Backward Compatibility¶
This proposal does not mandate changes for any installer but introduces new terminology and behaviors that tools can adopt. Tools with existing index priority schemes may choose to migrate to these proposed behaviors, or keep on their current paths.
Security Implications¶
Index priority allows users to specify a trust hierarchy among indexes, limiting dependency confusion attacks. It complements but does not replace PEP 708. Index priority addresses dependency confusion attacks from the client configuration side, while PEP 708 addresses these attacks from the package maintainer/package index side.
How to teach this¶
Promotion of the concepts should occur through message boards, GitHub issue trackers, and chat channels. Documentation should be updated across various platforms, including PyPI and pip's documentation, to explain the behaviors and their implications.
Reference Implementation¶
The uv project demonstrates index priority, albeit without the notion of "index groups" with its default behavior. A reference implementation for a Python-based tool is underway at https://github.com/pypa/pip/pull/13210. The plan includes opt-in settings, enhanced output, and tracking of index usage.
Rejected Ideas¶
- Setting up a proxy/mirror server, as it requires hosting and may not be accessible in all environments.

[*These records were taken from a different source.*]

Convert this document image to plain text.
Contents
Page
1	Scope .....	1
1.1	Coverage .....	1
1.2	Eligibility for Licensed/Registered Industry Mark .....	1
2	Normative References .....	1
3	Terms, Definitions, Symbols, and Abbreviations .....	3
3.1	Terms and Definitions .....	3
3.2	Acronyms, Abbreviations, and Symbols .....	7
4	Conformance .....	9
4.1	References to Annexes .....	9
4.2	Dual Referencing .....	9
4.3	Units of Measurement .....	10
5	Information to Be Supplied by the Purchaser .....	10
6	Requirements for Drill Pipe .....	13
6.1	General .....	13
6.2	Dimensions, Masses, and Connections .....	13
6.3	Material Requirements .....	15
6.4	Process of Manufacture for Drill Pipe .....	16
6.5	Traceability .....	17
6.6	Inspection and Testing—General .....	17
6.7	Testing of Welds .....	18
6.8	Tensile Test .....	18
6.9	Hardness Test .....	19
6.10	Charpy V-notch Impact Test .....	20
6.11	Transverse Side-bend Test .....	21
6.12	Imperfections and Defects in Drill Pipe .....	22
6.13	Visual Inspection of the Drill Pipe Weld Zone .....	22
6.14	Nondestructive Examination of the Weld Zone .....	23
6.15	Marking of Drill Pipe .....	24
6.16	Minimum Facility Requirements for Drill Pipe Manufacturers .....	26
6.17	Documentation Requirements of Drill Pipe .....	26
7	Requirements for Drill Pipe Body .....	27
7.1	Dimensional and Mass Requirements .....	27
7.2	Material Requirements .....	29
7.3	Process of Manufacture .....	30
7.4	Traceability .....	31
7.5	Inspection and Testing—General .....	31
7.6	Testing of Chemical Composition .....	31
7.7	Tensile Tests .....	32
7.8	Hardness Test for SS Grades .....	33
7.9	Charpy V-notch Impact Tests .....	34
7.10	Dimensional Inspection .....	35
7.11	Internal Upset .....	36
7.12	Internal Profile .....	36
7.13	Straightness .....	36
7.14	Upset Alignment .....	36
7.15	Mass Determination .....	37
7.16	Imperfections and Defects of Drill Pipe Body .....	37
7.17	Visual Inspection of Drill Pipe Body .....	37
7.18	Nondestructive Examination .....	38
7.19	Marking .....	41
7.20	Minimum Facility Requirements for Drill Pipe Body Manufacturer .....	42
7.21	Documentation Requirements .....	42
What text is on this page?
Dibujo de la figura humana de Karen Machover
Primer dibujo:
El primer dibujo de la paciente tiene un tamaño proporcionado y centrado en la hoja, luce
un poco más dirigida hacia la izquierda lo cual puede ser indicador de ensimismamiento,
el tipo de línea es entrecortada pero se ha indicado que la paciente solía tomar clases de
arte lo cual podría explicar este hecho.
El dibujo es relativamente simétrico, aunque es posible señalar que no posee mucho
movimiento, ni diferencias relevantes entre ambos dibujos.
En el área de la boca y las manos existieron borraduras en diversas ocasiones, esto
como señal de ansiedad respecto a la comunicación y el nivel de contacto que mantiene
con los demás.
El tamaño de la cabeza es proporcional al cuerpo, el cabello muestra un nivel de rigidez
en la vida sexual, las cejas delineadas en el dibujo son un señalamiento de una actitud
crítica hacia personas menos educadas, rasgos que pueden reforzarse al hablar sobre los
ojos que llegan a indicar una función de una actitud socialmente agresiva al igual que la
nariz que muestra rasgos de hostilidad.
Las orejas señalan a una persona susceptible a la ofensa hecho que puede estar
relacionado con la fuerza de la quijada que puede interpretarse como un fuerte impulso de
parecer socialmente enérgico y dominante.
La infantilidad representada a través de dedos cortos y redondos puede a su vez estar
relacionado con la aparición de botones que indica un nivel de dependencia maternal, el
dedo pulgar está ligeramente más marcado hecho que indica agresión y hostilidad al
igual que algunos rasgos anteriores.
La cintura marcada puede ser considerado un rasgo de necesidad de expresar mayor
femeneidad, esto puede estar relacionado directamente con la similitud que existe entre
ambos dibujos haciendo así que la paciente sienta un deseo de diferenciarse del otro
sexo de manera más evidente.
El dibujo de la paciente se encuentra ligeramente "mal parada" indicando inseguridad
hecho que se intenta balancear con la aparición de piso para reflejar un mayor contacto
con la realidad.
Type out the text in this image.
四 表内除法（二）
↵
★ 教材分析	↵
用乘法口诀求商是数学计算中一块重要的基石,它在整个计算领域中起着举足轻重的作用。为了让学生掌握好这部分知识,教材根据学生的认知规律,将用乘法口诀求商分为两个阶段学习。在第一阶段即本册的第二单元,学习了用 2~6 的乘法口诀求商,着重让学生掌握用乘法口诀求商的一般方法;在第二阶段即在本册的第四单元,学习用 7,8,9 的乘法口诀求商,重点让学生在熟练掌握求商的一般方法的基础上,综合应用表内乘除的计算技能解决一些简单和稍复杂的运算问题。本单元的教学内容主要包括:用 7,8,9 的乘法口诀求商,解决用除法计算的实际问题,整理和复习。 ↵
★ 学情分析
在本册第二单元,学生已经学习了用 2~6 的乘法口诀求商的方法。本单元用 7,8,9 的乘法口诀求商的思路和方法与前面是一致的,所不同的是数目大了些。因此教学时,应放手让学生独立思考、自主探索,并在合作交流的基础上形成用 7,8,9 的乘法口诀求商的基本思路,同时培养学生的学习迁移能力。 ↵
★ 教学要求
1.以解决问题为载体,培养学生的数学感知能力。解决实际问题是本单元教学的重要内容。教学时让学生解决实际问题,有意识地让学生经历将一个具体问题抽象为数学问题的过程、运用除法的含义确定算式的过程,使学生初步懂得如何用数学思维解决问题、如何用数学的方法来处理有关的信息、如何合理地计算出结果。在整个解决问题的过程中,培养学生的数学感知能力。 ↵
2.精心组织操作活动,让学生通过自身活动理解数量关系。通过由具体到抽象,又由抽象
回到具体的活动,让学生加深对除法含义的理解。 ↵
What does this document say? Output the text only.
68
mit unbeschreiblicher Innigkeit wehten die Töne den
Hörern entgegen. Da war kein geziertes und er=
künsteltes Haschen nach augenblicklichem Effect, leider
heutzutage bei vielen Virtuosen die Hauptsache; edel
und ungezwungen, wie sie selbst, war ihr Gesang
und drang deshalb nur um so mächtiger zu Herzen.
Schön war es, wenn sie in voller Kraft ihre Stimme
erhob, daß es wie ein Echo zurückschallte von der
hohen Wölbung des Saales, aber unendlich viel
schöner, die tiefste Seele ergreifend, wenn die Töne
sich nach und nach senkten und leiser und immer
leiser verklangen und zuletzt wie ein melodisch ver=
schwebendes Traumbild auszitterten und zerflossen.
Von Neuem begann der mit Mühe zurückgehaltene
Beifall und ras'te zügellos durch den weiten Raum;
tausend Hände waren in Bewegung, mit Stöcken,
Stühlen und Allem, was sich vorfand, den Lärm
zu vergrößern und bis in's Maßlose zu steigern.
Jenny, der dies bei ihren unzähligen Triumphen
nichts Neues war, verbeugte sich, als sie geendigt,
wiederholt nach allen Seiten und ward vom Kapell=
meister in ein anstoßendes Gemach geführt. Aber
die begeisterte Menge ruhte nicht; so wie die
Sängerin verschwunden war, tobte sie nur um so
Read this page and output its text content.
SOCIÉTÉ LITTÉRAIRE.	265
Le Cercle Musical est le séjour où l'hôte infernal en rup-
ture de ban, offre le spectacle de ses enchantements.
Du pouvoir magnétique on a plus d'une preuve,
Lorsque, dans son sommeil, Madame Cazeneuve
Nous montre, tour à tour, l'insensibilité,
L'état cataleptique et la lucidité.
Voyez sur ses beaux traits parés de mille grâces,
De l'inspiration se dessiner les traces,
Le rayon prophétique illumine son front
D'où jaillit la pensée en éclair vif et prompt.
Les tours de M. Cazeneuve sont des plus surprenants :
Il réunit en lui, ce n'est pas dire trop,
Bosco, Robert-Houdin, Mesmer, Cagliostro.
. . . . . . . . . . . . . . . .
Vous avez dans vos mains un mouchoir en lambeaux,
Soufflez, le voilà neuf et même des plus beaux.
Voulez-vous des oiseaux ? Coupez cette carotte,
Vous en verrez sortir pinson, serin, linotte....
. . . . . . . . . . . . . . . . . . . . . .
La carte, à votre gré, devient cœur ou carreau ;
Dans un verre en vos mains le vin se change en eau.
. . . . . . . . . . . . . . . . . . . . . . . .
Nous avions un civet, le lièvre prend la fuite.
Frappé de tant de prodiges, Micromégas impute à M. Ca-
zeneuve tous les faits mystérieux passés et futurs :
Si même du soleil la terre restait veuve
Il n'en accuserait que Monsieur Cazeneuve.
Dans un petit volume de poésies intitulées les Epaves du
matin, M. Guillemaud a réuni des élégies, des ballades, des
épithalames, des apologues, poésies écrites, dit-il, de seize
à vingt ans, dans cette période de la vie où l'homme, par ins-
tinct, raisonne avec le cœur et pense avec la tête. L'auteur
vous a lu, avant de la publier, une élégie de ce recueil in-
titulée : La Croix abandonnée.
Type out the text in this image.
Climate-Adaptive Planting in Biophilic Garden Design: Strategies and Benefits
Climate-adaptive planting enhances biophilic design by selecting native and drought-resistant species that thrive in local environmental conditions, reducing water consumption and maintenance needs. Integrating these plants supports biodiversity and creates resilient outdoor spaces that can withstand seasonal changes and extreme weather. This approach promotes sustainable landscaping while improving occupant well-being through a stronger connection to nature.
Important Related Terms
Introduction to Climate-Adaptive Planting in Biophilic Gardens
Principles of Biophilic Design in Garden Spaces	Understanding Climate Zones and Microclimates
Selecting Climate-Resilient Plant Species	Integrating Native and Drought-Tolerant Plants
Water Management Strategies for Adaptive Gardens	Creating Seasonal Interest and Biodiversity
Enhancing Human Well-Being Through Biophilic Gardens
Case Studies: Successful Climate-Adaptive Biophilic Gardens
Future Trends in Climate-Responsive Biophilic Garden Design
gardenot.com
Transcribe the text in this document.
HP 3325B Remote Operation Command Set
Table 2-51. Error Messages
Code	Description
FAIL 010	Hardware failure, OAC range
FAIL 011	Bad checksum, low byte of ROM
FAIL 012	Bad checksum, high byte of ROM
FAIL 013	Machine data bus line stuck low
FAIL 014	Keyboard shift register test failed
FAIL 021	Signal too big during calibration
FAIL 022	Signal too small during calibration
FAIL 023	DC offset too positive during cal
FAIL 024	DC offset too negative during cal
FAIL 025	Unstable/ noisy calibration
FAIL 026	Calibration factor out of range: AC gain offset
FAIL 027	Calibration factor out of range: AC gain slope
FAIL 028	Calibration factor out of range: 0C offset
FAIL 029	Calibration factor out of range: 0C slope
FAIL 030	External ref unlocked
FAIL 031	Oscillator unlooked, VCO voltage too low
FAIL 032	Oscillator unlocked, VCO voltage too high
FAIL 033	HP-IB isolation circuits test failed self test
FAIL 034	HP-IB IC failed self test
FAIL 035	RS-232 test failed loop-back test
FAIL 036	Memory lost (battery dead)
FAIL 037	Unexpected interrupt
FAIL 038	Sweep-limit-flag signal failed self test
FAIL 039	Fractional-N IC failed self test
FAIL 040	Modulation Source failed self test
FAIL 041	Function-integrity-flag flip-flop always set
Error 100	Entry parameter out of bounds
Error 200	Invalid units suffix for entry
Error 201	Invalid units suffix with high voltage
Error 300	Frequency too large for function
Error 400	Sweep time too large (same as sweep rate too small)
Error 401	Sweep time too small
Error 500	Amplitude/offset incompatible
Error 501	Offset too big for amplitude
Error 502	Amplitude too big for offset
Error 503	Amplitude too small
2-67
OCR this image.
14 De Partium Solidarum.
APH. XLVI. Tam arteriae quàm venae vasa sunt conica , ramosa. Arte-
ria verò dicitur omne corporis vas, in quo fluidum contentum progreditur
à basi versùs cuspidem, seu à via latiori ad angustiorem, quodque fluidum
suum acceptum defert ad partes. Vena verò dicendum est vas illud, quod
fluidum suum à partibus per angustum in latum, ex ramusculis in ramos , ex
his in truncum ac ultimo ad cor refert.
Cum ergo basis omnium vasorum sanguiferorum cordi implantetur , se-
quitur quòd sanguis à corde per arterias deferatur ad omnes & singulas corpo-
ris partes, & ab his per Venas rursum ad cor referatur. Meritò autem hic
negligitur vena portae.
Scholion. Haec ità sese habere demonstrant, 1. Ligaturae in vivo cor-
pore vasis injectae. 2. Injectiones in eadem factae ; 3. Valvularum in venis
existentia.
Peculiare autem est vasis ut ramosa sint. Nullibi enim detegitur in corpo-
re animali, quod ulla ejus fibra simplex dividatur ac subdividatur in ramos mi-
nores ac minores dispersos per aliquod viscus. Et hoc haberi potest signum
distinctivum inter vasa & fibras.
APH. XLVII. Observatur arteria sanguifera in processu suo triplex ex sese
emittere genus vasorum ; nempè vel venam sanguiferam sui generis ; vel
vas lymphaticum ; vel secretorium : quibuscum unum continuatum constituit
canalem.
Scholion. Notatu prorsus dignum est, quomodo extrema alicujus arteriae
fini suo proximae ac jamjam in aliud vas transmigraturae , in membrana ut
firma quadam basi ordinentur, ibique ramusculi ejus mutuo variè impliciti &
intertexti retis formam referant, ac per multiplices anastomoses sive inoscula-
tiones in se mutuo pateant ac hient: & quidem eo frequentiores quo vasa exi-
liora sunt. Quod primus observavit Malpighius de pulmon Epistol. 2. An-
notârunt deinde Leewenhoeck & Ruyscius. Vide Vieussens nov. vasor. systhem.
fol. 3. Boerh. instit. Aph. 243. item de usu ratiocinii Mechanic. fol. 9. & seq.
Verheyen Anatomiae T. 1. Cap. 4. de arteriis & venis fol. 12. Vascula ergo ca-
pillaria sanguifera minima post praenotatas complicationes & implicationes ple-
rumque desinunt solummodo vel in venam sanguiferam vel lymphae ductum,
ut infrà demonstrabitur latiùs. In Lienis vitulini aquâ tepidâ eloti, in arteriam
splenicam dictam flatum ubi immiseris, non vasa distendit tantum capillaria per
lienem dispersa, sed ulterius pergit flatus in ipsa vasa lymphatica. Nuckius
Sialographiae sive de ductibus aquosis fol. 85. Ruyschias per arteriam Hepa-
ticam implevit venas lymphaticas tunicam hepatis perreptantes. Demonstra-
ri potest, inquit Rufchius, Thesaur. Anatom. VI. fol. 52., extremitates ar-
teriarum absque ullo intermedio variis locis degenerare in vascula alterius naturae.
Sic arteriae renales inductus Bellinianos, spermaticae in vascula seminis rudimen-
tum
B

- Using build tags and local version specifiers, which are not always viable and have limitations.
- Relying solely on PEP 708, which does not address implementation variants among indexes and does not allow sufficient user control of valid indexes.
- Namespacing, which does not improve trust expression among indexes as effectively as this proposal.
Open issues¶
- Ensuring that different indexes do not have conflicting metadata for the same package, or de-conflicting the metadata by treating the metadata for each index independently (caching scheme change).
- Communicating potential unintuitive behaviors with index priority, such as lack of updates from higher-priority indexes. This issue has already been socialized to some extent thanks to uv's implementation of index priority.
- Developing tools to validate the sanity of a set of indexes and support installers in identifying confusing issues. This problem is not unique to index priority, and these kinds of tools would help avoid confusion with any handling of more than one index.